Exótica, misteriosa, exuberante. Se você encontrou essa planta em alguma ocasião, vai se lembrar. Ela não passa despercebida. Nem para nós, nem para aqueles que se rendem aos seus encantos mortais. Famosa entre as espécies insetívoras, popularmente conhecidas como carnívoras, ela capta o seu próprio nutriente de uma maneira muito perspicaz.

Com um aroma sedutor, essa selvvva do dia atrai os insetos para dentro dos ascídios, os jarros que nascem na ponta das folhas. Contando com a ajuda da chuva, cada um deles carrega um pouco de água e enzimas digestivas, prontas para decompor os mais desavisados, garantindo a sobrevivência na natureza.

Mas nem só de insetos vive a nepentes, uma das poucas espécies que pode encarar o carinho da adubação como algo muito indesejável. Se no seu cantinho os mosquitos ou pequenas aranhas não são encontrados facilmente, está tudo certo. Ela vai conseguir o que precisa por meio da fotossíntese.

Confira abaixo outros mistérios e cuidados da nossa planta do dia.
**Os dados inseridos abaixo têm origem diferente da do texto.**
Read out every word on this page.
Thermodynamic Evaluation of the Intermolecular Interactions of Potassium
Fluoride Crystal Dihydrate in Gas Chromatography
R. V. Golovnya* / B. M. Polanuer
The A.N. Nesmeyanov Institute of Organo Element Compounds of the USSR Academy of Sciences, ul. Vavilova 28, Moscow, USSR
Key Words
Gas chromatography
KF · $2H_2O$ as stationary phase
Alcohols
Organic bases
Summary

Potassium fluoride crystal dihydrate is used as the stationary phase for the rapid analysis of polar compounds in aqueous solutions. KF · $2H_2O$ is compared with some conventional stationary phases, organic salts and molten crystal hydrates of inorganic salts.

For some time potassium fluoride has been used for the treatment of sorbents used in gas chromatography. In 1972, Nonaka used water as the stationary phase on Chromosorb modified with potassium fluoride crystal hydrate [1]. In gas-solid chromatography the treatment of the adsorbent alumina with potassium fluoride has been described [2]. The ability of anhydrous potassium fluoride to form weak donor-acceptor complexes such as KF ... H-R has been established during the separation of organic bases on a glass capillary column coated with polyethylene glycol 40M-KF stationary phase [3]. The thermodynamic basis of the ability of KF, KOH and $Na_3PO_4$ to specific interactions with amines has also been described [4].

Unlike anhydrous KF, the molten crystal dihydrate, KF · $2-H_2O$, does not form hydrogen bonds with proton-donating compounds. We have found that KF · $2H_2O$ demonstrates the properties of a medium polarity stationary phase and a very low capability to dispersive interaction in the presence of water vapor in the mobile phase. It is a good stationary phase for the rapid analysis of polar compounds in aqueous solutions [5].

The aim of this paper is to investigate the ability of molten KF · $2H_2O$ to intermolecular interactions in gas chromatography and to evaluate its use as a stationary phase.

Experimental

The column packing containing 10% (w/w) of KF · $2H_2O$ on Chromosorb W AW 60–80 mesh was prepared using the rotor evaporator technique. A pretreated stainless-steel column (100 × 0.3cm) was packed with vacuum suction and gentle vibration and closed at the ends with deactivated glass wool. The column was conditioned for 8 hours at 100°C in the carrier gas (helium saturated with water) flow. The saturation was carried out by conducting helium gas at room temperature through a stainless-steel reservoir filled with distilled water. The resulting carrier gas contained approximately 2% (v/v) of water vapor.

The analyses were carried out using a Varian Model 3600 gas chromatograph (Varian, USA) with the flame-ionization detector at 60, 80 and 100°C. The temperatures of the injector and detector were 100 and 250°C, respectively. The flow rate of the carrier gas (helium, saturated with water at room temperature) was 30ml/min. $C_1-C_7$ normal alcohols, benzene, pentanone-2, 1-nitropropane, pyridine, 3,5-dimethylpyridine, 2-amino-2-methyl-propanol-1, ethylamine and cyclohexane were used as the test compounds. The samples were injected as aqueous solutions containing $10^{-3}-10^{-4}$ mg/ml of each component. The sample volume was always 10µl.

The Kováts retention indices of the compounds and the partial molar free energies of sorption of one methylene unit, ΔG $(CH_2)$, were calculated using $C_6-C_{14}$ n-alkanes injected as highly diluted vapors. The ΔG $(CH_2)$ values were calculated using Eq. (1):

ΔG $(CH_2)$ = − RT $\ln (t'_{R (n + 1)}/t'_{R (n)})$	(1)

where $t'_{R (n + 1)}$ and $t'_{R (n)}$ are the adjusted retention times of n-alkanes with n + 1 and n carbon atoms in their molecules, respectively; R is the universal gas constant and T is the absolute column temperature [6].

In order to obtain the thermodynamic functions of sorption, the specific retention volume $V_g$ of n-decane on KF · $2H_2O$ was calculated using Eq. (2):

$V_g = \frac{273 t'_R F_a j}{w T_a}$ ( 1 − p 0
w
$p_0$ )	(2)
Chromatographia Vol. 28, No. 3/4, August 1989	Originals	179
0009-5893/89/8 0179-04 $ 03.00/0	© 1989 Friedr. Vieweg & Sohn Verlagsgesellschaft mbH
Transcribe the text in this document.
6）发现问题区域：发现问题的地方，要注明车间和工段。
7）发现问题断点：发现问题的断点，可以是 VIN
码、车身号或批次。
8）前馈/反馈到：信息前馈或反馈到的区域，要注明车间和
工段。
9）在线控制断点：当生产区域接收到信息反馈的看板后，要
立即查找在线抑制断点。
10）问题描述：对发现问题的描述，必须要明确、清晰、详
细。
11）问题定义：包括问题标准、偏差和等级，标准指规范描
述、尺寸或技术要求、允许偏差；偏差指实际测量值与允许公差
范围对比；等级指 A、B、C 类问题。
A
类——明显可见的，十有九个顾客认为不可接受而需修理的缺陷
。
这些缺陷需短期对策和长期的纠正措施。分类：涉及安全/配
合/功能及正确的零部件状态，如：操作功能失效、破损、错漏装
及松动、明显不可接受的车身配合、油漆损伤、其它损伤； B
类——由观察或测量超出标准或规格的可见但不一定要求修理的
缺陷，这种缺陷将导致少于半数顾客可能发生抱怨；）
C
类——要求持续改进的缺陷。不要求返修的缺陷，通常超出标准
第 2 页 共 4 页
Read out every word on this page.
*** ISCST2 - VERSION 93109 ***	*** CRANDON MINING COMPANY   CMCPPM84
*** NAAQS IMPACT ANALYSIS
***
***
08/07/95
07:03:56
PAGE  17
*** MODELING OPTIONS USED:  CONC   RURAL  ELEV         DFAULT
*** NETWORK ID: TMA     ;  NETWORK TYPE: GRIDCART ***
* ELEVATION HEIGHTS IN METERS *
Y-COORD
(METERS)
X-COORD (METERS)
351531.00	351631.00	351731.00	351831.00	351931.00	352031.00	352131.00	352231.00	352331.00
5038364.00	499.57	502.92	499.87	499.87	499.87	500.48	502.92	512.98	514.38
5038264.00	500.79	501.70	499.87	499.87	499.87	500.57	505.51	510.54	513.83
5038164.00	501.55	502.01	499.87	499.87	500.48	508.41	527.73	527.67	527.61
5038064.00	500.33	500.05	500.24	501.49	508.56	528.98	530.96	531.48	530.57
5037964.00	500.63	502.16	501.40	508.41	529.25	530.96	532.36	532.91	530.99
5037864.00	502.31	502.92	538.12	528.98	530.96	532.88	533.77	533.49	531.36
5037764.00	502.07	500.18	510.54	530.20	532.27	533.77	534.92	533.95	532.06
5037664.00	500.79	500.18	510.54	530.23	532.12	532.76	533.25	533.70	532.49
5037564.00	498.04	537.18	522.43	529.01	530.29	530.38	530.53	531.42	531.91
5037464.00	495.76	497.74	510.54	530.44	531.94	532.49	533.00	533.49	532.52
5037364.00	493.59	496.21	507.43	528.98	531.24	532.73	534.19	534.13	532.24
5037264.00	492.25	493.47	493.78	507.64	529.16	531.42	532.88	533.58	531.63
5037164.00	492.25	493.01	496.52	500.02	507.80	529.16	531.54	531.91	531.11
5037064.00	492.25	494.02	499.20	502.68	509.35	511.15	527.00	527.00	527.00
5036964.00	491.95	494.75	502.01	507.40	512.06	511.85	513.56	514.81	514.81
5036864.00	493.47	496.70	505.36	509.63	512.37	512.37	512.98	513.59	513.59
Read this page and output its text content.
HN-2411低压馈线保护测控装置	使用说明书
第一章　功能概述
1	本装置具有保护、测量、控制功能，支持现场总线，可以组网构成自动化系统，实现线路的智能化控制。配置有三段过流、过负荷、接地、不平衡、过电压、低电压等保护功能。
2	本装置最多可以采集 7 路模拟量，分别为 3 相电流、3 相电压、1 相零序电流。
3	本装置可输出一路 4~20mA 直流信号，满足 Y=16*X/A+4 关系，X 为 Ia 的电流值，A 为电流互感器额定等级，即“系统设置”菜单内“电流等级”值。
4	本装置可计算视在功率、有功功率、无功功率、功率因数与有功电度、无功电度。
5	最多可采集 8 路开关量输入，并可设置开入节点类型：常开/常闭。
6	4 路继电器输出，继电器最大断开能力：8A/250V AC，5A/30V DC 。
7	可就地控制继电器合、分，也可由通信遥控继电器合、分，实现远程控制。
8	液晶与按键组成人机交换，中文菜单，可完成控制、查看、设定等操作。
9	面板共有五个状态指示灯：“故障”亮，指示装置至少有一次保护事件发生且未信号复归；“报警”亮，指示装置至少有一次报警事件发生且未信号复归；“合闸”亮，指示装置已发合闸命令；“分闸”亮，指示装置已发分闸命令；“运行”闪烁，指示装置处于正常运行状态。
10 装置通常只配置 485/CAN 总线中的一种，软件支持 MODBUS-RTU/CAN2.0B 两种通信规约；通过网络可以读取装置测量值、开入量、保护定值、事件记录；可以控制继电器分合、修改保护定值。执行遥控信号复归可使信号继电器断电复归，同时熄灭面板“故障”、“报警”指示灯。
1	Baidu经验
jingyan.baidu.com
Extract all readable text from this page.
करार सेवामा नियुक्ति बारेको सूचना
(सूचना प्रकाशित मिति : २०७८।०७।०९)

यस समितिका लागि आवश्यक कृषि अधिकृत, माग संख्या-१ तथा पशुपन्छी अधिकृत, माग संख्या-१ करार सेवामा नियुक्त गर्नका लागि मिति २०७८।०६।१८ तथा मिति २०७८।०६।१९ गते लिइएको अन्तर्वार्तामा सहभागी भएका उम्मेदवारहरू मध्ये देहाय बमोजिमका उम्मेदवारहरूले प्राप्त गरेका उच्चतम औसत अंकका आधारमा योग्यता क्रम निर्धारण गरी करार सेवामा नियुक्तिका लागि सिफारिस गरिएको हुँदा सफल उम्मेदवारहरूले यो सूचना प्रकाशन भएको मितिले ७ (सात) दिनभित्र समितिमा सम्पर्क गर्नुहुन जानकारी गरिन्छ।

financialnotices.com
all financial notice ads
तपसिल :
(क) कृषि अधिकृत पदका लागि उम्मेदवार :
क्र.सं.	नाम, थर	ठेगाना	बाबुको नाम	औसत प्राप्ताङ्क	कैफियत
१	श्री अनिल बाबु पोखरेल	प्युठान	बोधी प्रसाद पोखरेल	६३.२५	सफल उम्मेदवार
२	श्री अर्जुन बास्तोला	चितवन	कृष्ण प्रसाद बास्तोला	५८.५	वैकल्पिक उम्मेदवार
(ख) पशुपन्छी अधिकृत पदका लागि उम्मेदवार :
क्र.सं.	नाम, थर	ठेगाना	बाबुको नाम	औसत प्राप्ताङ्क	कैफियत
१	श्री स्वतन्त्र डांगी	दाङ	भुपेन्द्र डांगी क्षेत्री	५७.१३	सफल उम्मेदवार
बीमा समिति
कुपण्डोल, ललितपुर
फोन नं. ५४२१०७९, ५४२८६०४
Rega: O cultivo em lugares úmidos é um dos segredos. Afinal, os tubos precisam de água para colaborar com a produção das enzimas digestivas e garantir a armadilha perfeita. Para ajudá-la, regue cada um deles. Aproveite para borrifar toda sua folhagem.

A água da chuva é a ideal, pois é livre do cloro e compostos que servem de nutrientes indesejados. Se o clima seco não contribuir para um pé d’água, use a da torneira, deixando-a descansar por 24h, tempo suficiente para que a substância tenha evaporado. Ainda vão restar os minerais, mas com boas condições de iluminação e a rega em dia, a nepentes vai superar.

Mantenha o substrato sempre úmido. Para te ajudar nessa tarefa, plante em esfagno, um musgo que retém a água por mais tempo e é pobre em nutrientes.

Iluminação: Meia-sombra. Um lugar pertinho da janela é o ideal para garantir tons avermelhados nos jarros e esbanjar saúde, evitando folhas amareladas.

 

Outros nomes populares: nepentes, planta-jarro

Problemas comuns: A perda dos jarros é um problema comum e está ligado à adubação, que leva a nepentes a dispensar o próprio mecanismo de obtenção de nutrientes, à falta de água, que resseca essas estruturas, ou aos ambientes frios.

Com uma boa dose de luz e umidade, essas folhas modificadas nascerão novamente. Mas, se os tubos se foram há muito tempo e não voltaram a aparecer, é sinal de que ela está debilitada. Nesse caso, excepcionalmente, aplique um adubo próprio para orquídeas.

Não se preocupe com a nutrição diária. Se o seu cantinho não costuma ser visitado por insetos, está tudo certo. A nepentes aciona o plano B, obtendo por meio da fotossíntese tudo de que precisa. Por isso, não interfira doando alguns “alimentos” para ela. Isso atrapalha o ciclo natural, do exalar o aroma atraente até o processo de decomposição.

Como usar:  No alto, exibindo seus jarros pendentes e exuberantes. (Aqui na Selvvva temos uma linha de produtos para você deixar as plantas flutuando no ar)

 

 

Dica da Selvvva: As regas variam de acordo com o ambiente, disponibilidade de luz, umidade do espaço, temperatura, recipiente onde a planta está condicionada e o tipo da espécie. As indicações acima devem servir para orientar um primeiro contato, mas não são uma fórmula definitiva. O ideal é prestar atenção às respostas da sua planta; assim você poderá dosar a água de acordo com as condições em que a espécie se encontra. É importante não exagerar no volume de água a cada rega! Prefira aumentar a frequência das regas ao invés de aumentar a quantidade de água.